Osiem osób aresztowanych. Nowe doniesienia po zamachu w Rosji
"Rosyjski sąd tymczasowo aresztował ósmego podejrzanego w związku z atakiem w Moskwie" - podał Insider Paper. Rosyjscy śledczy udali się także do Tadżykistanu, skąd pochodzą czterej podejrzani, aby przesłuchać ich rodziny.
Wiele informacji, które podają rosyjskie media państwowe czy kremlowscy oficjele, prawdopodobnie nie jest prawdziwych.
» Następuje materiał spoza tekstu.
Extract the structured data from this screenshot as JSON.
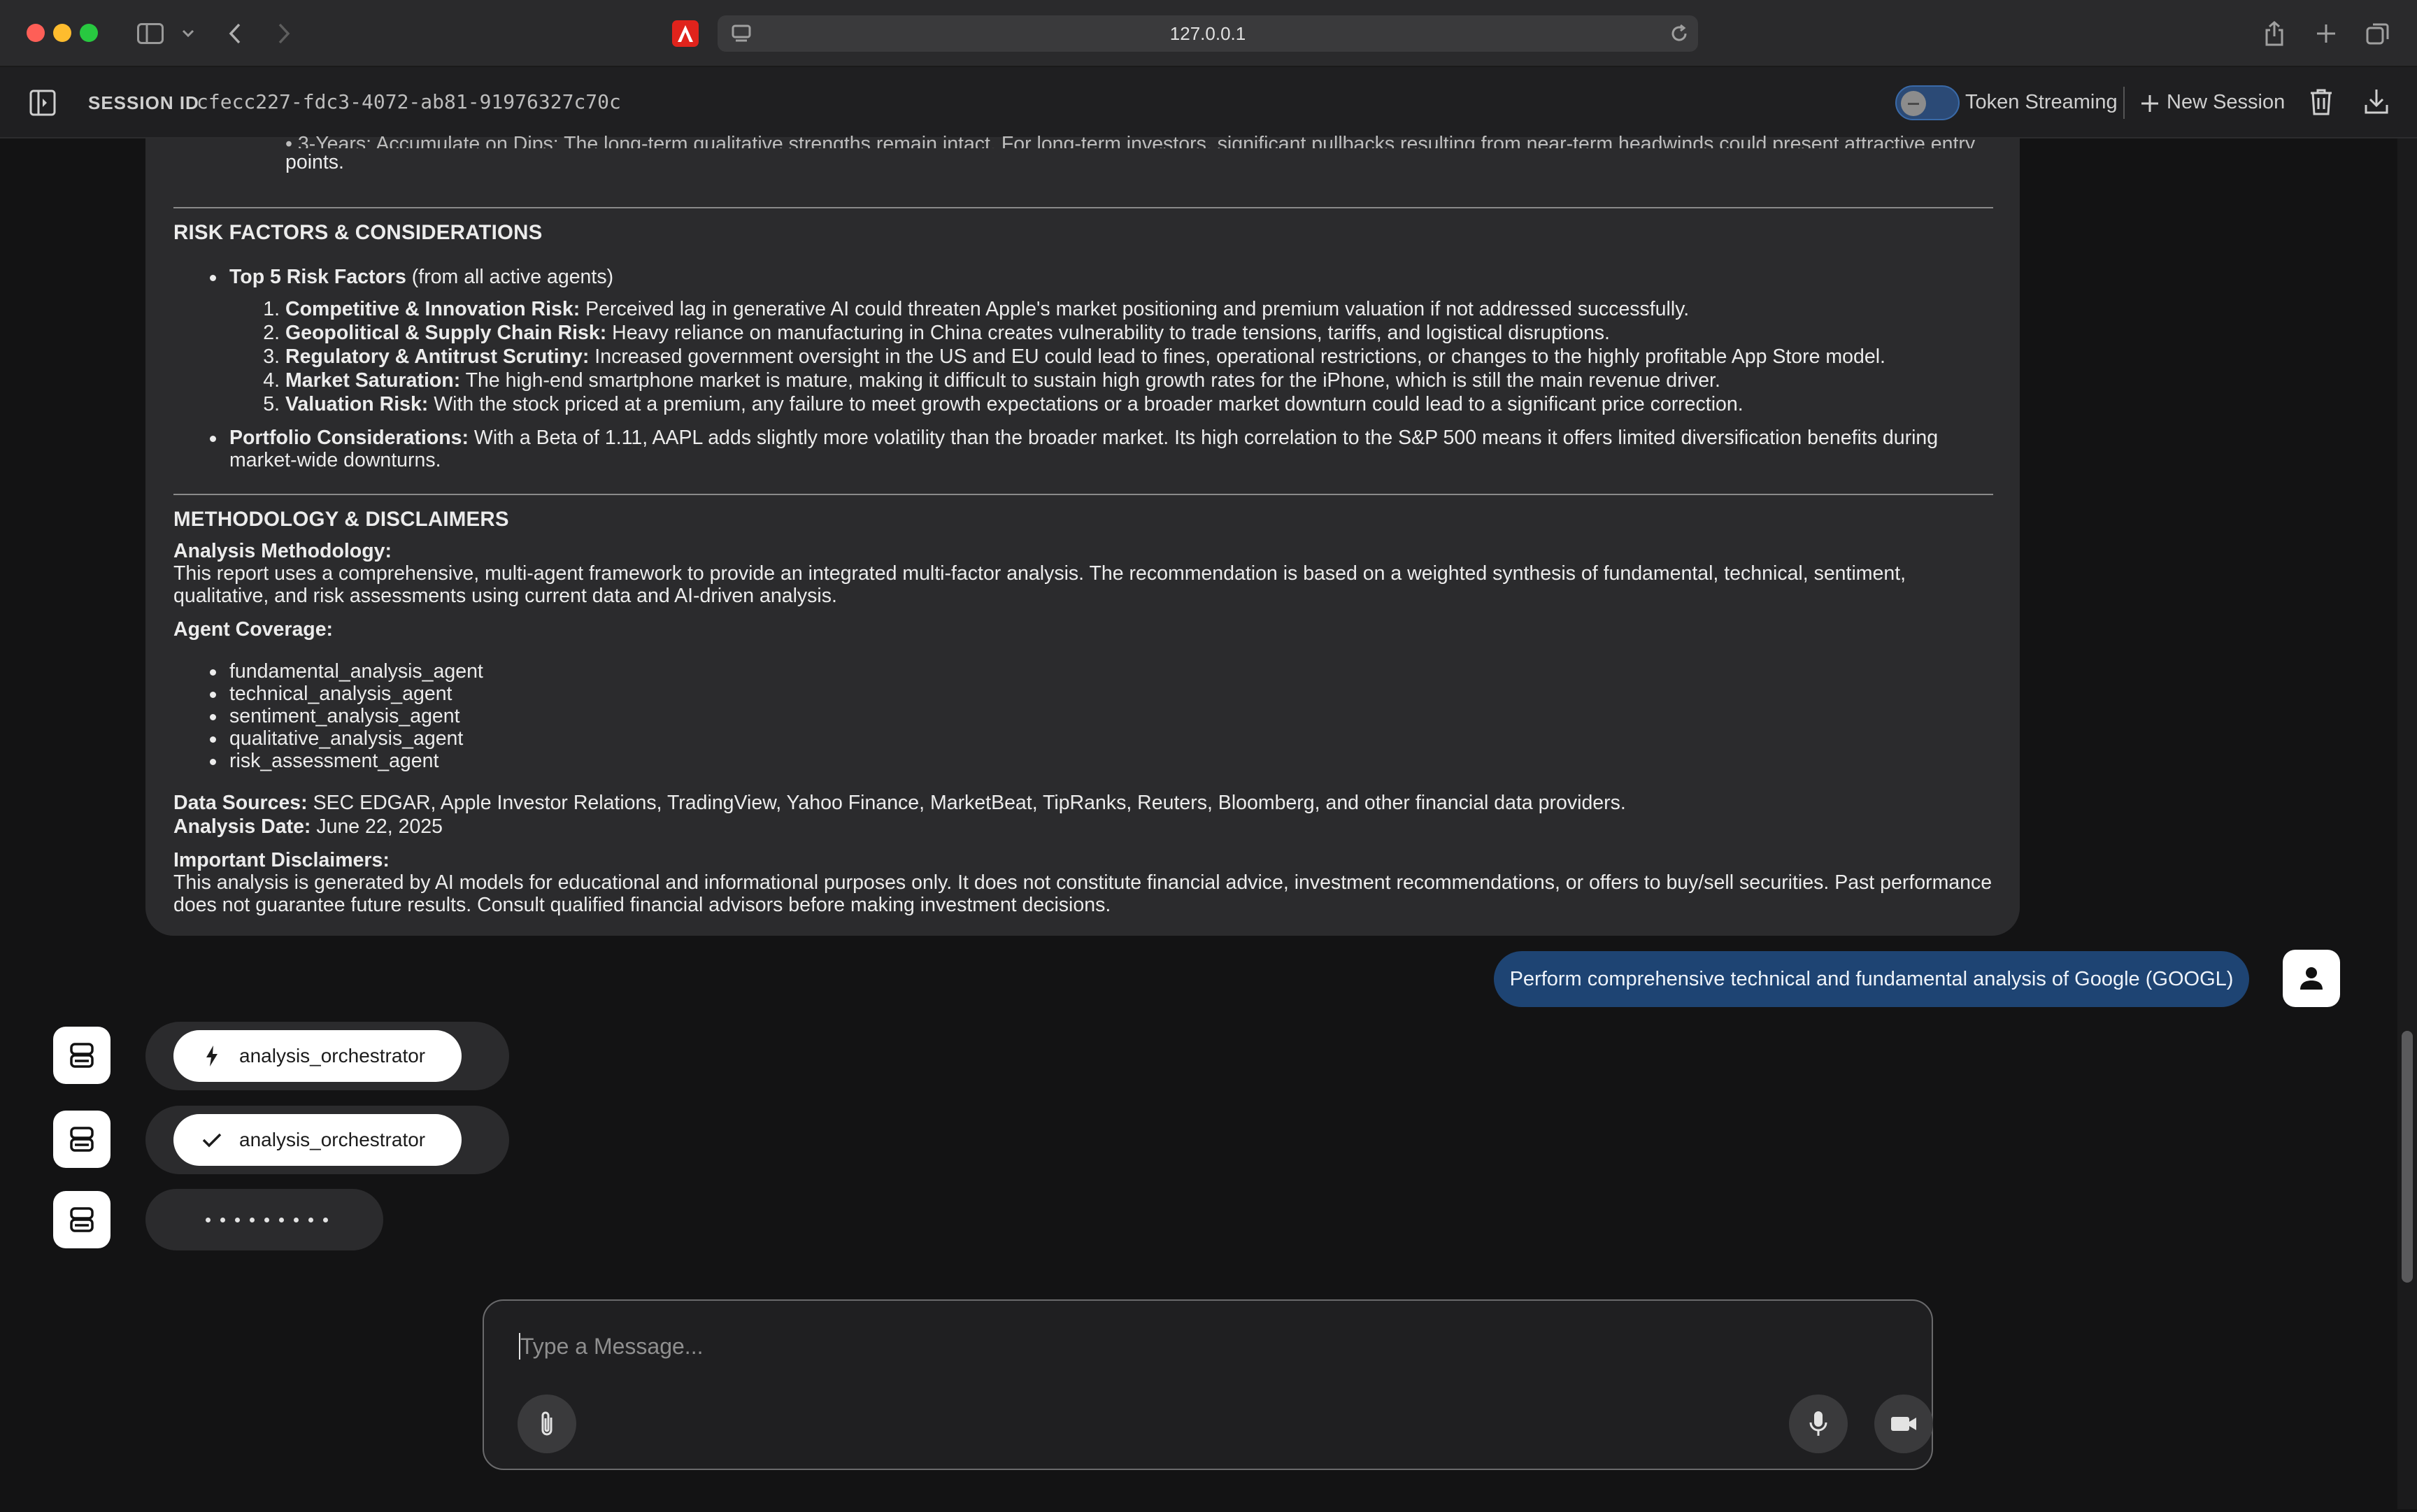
{
  "browser": {
    "url": "127.0.0.1"
  },
  "header": {
    "session_label": "SESSION ID",
    "session_id": "cfecc227-fdc3-4072-ab81-91976327c70c",
    "token_streaming_label": "Token Streaming",
    "new_session_label": "New Session"
  },
  "report": {
    "top_cut_text": "• 3-Years: Accumulate on Dips: The long-term qualitative strengths remain intact. For long-term investors, significant pullbacks resulting from near-term headwinds could present attractive entry",
    "top_cut_text2": "points.",
    "risk_title": "RISK FACTORS & CONSIDERATIONS",
    "top5_bold": "Top 5 Risk Factors",
    "top5_rest": " (from all active agents)",
    "risks": [
      {
        "bold": "Competitive & Innovation Risk:",
        "text": " Perceived lag in generative AI could threaten Apple's market positioning and premium valuation if not addressed successfully."
      },
      {
        "bold": "Geopolitical & Supply Chain Risk:",
        "text": " Heavy reliance on manufacturing in China creates vulnerability to trade tensions, tariffs, and logistical disruptions."
      },
      {
        "bold": "Regulatory & Antitrust Scrutiny:",
        "text": " Increased government oversight in the US and EU could lead to fines, operational restrictions, or changes to the highly profitable App Store model."
      },
      {
        "bold": "Market Saturation:",
        "text": " The high-end smartphone market is mature, making it difficult to sustain high growth rates for the iPhone, which is still the main revenue driver."
      },
      {
        "bold": "Valuation Risk:",
        "text": " With the stock priced at a premium, any failure to meet growth expectations or a broader market downturn could lead to a significant price correction."
      }
    ],
    "portfolio_bold": "Portfolio Considerations:",
    "portfolio_text1": " With a Beta of 1.11, AAPL adds slightly more volatility than the broader market. Its high correlation to the S&P 500 means it offers limited diversification benefits during",
    "portfolio_text2": "market-wide downturns.",
    "method_title": "METHODOLOGY & DISCLAIMERS",
    "analysis_method_label": "Analysis Methodology:",
    "analysis_method_text1": "This report uses a comprehensive, multi-agent framework to provide an integrated multi-factor analysis. The recommendation is based on a weighted synthesis of fundamental, technical, sentiment,",
    "analysis_method_text2": "qualitative, and risk assessments using current data and AI-driven analysis.",
    "agent_coverage_label": "Agent Coverage:",
    "agents": [
      "fundamental_analysis_agent",
      "technical_analysis_agent",
      "sentiment_analysis_agent",
      "qualitative_analysis_agent",
      "risk_assessment_agent"
    ],
    "data_sources_label": "Data Sources:",
    "data_sources_text": " SEC EDGAR, Apple Investor Relations, TradingView, Yahoo Finance, MarketBeat, TipRanks, Reuters, Bloomberg, and other financial data providers.",
    "analysis_date_label": "Analysis Date:",
    "analysis_date_text": " June 22, 2025",
    "disclaimers_label": "Important Disclaimers:",
    "disclaimers_text1": "This analysis is generated by AI models for educational and informational purposes only. It does not constitute financial advice, investment recommendations, or offers to buy/sell securities. Past performance",
    "disclaimers_text2": "does not guarantee future results. Consult qualified financial advisors before making investment decisions."
  },
  "chat": {
    "user_message": "Perform comprehensive technical and fundamental analysis of Google (GOOGL)",
    "agent_calls": [
      {
        "name": "analysis_orchestrator",
        "icon": "bolt-icon"
      },
      {
        "name": "analysis_orchestrator",
        "icon": "check-icon"
      }
    ]
  },
  "input": {
    "placeholder": "Type a Message..."
  },
  "colors": {
    "background": "#131314",
    "card": "#2b2b2d",
    "user_bubble": "#1e4473",
    "accent": "#3a6aa8"
  }
}
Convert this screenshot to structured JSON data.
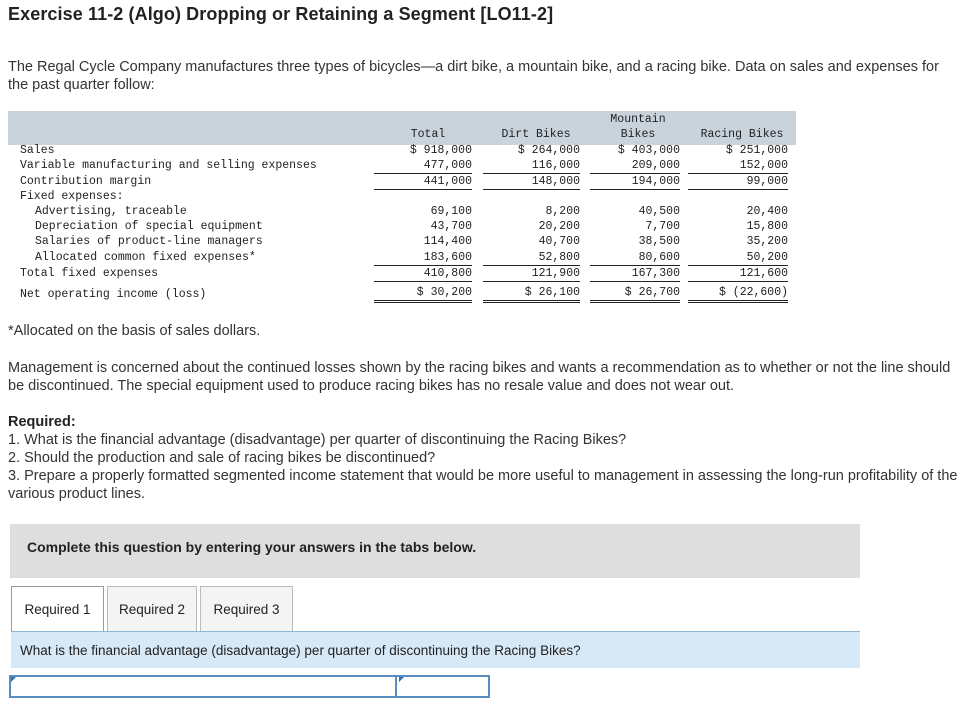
{
  "title": "Exercise 11-2 (Algo) Dropping or Retaining a Segment [LO11-2]",
  "intro": "The Regal Cycle Company manufactures three types of bicycles—a dirt bike, a mountain bike, and a racing bike. Data on sales and expenses for the past quarter follow:",
  "table": {
    "headers": {
      "total": "Total",
      "dirt": "Dirt Bikes",
      "mountain_1": "Mountain",
      "mountain_2": "Bikes",
      "racing": "Racing Bikes"
    },
    "rows": [
      {
        "label": "Sales",
        "total": "$ 918,000",
        "dirt": "$ 264,000",
        "mountain": "$ 403,000",
        "racing": "$ 251,000"
      },
      {
        "label": "Variable manufacturing and selling expenses",
        "total": "477,000",
        "dirt": "116,000",
        "mountain": "209,000",
        "racing": "152,000"
      },
      {
        "label": "Contribution margin",
        "total": "441,000",
        "dirt": "148,000",
        "mountain": "194,000",
        "racing": "99,000"
      },
      {
        "label": "Fixed expenses:",
        "total": "",
        "dirt": "",
        "mountain": "",
        "racing": ""
      },
      {
        "label": "Advertising, traceable",
        "total": "69,100",
        "dirt": "8,200",
        "mountain": "40,500",
        "racing": "20,400"
      },
      {
        "label": "Depreciation of special equipment",
        "total": "43,700",
        "dirt": "20,200",
        "mountain": "7,700",
        "racing": "15,800"
      },
      {
        "label": "Salaries of product-line managers",
        "total": "114,400",
        "dirt": "40,700",
        "mountain": "38,500",
        "racing": "35,200"
      },
      {
        "label": "Allocated common fixed expenses*",
        "total": "183,600",
        "dirt": "52,800",
        "mountain": "80,600",
        "racing": "50,200"
      },
      {
        "label": "Total fixed expenses",
        "total": "410,800",
        "dirt": "121,900",
        "mountain": "167,300",
        "racing": "121,600"
      },
      {
        "label": "Net operating income (loss)",
        "total": "$ 30,200",
        "dirt": "$ 26,100",
        "mountain": "$ 26,700",
        "racing": "$ (22,600)"
      }
    ]
  },
  "footnote": "*Allocated on the basis of sales dollars.",
  "management": "Management is concerned about the continued losses shown by the racing bikes and wants a recommendation as to whether or not the line should be discontinued. The special equipment used to produce racing bikes has no resale value and does not wear out.",
  "required": {
    "heading": "Required:",
    "items": [
      "1. What is the financial advantage (disadvantage) per quarter of discontinuing the Racing Bikes?",
      "2. Should the production and sale of racing bikes be discontinued?",
      "3. Prepare a properly formatted segmented income statement that would be more useful to management in assessing the long-run profitability of the various product lines."
    ]
  },
  "complete_prompt": "Complete this question by entering your answers in the tabs below.",
  "tabs": [
    {
      "label": "Required 1"
    },
    {
      "label": "Required 2"
    },
    {
      "label": "Required 3"
    }
  ],
  "question": "What is the financial advantage (disadvantage) per quarter of discontinuing the Racing Bikes?",
  "answer": {
    "label_value": "",
    "amount_value": ""
  },
  "colors": {
    "header_band": "#c9d3dc",
    "question_band": "#d7e8f6",
    "input_border": "#5a8dc0",
    "instruction_band": "#dedede"
  }
}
Takie doniesienia mogą być elementem wojny informacyjnej ze strony Federacji Rosyjskiej.
Zaraz po ataku na Crocus City Hall w Krasnogorsku w piątek, aresztowano czterech podejrzanych o udział w ataku terrorystycznym.
Jak informuje Insider Paper, Rosja aresztowała już ósmą osobę.
W niedzielę wieczorem sąd moskiewski publikował oświadczenie, z którego wynika, że czterej podejrzani będą oczekiwać na proces przez najbliższe dwa miesiące w areszcie. Teraz najprawdopodobniej dołączą do nich kolejni zatrzymani.
Dalsza część artykułu pod materiałem wideo
Mężczyźni są oskarżeni o terroryzm, grozi im dożywocie. Areszt tymczasowy ma potrwać do 22 maja lub dłużej, jeśli rozprawa odbędzie się w późniejszym terminie. Nie ustalono jednak, kiedy miałaby się odbyć. Niezależny portal Meduza podał, że wszyscy zatrzymani przyznali się do winy.
Przesłuchania w Tadżykistanie
Rosyjscy śledczy przybyli do Tadżykistanu, gdzie przesłuchują rodziny czterech zatrzymanych mężczyzn, podało Reuters, powołując się na źródła w służbach bezpieczeństwa Tadżykistanu. Śledztwo ma być prowadzone pod osobistym nadzorem prezydenta Tadżykistanu.
Zamach w Rosji
W piątek w hali koncertowej Crocus City Hall, gdzie zgromadziło się kilkaset osób, doszło do ataku. Napastnicy otworzyli ogień, a następnie podpalili budynek i uciekli. Zginęło co najmniej 137 osób, a ponad 180 zostało rannych.
Do ataku przyznało się jeszcze w piątek Państwo Islamskie Prowincji Chorasan, tzw. ISIS-K lub ISKP. Ugrupowanie to na początku marca planowało inny atak, na synagogę w Moskwie. Wówczas FSB unieszkodliwiła terrorystów.